A home garden is a great hobby that allows you to spend time outside and enjoy fresh fruits, vegetables, and flowers. Unfortunately, summer heat waves are tough on delicate plants and make it challenging for other vegetation to thrive. Here are a few ways to help your garden survive summer.
Choose Plants Carefully
Every plant has different needs for water, sun, and temperature. If you live in a part of the country that is prone to heat waves or multiple days well over 90 degrees, consider that when choosing your crops. Select heat-tolerant plants that succeed even in full sun. Some of the best options to help your garden survive summer include:
- sweet potatoes
- zucchini and yellow squash
- green beans
- tomatillos and tomatoes
Water Correctly to Help Your Garden Survive Summer
If you have heat-tolerant plants that are failing, you might be watering incorrectly. Watering too much or too little can cause plants to be stressed and more vulnerable to damage from pests and heat.

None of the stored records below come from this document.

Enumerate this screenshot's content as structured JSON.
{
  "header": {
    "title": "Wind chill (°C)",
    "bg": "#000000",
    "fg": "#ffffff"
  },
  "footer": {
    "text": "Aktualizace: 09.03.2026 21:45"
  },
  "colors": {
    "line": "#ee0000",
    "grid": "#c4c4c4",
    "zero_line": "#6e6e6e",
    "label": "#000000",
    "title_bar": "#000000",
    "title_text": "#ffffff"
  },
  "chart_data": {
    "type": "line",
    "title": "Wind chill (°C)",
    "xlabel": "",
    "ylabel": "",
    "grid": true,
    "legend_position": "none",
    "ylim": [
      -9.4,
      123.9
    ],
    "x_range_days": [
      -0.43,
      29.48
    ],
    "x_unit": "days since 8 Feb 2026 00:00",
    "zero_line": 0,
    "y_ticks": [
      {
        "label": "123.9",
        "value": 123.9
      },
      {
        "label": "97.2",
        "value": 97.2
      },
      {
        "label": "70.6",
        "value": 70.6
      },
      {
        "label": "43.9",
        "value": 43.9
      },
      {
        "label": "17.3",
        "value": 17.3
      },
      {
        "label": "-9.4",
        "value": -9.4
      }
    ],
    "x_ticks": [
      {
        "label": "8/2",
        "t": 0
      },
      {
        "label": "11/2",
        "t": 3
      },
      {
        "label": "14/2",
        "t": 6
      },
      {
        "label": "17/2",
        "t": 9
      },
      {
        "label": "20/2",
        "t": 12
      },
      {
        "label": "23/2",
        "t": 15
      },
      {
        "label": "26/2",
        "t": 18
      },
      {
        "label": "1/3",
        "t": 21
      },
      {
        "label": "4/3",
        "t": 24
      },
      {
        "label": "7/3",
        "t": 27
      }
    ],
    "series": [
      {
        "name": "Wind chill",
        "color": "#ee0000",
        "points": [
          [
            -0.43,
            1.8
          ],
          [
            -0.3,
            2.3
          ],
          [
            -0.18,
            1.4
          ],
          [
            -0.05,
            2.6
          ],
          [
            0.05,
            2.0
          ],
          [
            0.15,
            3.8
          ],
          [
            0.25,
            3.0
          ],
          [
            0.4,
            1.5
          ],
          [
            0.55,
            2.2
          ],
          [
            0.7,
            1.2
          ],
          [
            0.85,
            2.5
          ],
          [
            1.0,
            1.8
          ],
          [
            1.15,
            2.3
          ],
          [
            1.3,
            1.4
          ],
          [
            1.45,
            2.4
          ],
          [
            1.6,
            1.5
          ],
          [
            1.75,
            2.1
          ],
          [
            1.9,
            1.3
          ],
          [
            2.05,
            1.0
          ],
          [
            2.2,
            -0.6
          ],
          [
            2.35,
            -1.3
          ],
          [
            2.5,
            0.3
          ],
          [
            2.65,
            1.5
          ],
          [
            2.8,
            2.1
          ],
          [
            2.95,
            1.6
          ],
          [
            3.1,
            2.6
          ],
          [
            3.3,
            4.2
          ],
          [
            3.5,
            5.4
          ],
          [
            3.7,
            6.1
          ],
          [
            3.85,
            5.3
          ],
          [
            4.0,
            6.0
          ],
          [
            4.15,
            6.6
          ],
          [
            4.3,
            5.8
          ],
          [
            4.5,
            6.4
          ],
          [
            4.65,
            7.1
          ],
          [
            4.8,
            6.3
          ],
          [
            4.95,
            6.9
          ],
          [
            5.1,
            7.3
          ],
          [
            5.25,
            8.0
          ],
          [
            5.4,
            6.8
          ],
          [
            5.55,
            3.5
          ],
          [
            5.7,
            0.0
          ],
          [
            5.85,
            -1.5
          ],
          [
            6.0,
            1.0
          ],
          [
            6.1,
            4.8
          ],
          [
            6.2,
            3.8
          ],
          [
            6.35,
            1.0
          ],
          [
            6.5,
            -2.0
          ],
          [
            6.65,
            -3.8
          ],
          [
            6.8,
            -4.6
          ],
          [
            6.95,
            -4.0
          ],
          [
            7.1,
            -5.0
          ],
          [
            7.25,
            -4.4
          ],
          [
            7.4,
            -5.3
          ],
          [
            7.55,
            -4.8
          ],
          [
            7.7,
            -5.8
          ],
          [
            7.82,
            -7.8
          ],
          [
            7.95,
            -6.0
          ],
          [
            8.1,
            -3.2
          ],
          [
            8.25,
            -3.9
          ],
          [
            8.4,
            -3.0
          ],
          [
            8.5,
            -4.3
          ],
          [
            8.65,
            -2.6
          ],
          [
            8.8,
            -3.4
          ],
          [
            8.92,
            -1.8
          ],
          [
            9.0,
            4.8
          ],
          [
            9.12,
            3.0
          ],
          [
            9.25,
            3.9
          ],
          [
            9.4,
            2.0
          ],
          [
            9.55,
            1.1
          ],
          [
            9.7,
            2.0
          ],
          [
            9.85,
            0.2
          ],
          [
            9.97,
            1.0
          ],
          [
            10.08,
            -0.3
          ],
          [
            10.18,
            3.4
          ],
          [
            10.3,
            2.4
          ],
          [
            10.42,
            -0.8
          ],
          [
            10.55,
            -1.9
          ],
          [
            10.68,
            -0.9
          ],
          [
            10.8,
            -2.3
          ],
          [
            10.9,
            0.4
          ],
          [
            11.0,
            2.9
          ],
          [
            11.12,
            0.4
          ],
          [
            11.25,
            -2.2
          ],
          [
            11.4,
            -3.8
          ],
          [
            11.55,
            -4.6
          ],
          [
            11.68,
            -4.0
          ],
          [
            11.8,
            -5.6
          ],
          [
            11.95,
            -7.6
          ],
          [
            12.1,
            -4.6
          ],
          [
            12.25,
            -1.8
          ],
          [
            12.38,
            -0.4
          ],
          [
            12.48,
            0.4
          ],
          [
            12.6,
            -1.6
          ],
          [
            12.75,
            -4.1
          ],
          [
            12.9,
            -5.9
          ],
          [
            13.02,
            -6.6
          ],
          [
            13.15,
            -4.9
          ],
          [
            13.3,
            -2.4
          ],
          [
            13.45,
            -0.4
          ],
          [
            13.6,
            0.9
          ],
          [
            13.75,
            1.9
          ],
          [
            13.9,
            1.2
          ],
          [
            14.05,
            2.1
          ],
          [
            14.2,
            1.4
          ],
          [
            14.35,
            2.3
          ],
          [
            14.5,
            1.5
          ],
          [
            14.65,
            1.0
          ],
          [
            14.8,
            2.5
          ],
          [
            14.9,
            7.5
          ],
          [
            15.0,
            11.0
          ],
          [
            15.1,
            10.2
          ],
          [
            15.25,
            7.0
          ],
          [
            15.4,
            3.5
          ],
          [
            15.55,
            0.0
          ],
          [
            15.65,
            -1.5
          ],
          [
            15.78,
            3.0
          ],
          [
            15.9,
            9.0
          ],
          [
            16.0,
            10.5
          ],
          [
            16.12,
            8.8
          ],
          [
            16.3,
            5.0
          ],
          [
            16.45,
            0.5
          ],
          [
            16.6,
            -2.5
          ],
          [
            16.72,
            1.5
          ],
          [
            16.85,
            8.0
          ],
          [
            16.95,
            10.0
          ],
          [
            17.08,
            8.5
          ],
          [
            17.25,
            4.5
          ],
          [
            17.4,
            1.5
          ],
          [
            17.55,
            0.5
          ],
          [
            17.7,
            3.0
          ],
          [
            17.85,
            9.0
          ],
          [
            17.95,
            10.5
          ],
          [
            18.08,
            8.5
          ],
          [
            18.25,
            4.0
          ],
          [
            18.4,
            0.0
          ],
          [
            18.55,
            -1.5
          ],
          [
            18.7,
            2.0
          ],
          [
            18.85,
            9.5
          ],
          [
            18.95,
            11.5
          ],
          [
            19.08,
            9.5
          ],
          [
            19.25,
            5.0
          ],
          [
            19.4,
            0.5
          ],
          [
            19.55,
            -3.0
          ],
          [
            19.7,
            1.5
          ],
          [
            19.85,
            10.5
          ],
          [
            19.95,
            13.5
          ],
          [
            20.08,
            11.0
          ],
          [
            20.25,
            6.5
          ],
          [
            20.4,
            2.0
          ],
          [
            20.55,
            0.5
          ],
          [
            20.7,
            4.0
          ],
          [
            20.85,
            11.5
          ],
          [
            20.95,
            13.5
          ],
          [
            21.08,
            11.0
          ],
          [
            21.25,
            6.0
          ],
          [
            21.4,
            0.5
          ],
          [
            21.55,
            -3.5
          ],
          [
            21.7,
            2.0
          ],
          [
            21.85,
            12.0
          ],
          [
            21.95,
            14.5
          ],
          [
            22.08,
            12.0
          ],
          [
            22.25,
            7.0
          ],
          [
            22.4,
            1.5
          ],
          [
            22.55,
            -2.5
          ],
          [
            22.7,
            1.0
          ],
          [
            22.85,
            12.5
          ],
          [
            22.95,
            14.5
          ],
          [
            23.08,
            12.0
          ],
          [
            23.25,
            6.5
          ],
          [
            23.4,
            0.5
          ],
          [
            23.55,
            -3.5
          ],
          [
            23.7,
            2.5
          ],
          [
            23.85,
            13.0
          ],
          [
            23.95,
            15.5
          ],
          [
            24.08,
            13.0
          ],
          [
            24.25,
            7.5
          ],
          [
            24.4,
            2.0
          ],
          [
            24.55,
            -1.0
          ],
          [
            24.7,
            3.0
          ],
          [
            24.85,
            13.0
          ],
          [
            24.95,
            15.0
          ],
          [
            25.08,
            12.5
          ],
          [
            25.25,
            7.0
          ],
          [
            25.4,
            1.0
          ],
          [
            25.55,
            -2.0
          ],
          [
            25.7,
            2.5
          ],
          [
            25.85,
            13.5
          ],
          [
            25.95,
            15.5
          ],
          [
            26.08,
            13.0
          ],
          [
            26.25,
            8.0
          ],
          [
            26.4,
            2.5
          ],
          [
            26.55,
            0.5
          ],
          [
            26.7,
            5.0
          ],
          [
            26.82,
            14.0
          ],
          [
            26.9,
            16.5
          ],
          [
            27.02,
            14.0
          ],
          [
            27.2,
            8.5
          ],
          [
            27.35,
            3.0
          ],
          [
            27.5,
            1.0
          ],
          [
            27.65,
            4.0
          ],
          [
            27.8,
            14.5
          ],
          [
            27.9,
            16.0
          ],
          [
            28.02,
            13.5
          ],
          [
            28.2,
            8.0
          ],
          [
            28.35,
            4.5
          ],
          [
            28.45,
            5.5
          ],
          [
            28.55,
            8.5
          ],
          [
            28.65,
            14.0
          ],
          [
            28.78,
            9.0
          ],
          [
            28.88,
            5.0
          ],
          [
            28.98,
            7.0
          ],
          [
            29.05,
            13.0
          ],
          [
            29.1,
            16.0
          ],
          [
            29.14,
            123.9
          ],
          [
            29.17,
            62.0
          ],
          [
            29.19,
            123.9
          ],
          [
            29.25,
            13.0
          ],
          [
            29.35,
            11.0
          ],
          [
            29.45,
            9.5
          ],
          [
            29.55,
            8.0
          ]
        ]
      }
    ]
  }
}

To help your garden survive, water in the early morning before the sun heats the ground. Watering earlier in the day prevents moisture from evaporating before it has a chance to sink to the roots.
Add Shade to Protect Plants
To help the plants survive the summer heat, you may need to add more shade until the heat wanes. Shade cloth is available in different strengths. String it over garden beds to block the worst of the sun. A shade cloth of 40% is ideal for most vegetables, 50% is perfect for tomatoes, and 60% is good for more sensitive plants. Use a patio umbrella to protect beds in a pinch when temperatures are exceedingly high.
Help Your Garden Survive Summer: Add Mulch
Mulch is an effective way to help your garden withstand the summer heat. It locks in moisture and protects plant roots and the soil’s surface from direct sunlight. If you are growing food to eat, use an organic mulch or compost that does not contain chemicals. Leaves and straw also insulate the ground and are less expensive than bags of mulch.
Pay Attention to Seedlings and Young Plants
If you have seedlings or young plants still in containers, move them inside or to a shady area of the yard during heat waves. Any type of stress stunts growth and may kill the plant entirely. To help your garden survive summer, focus energy on the most vulnerable plants.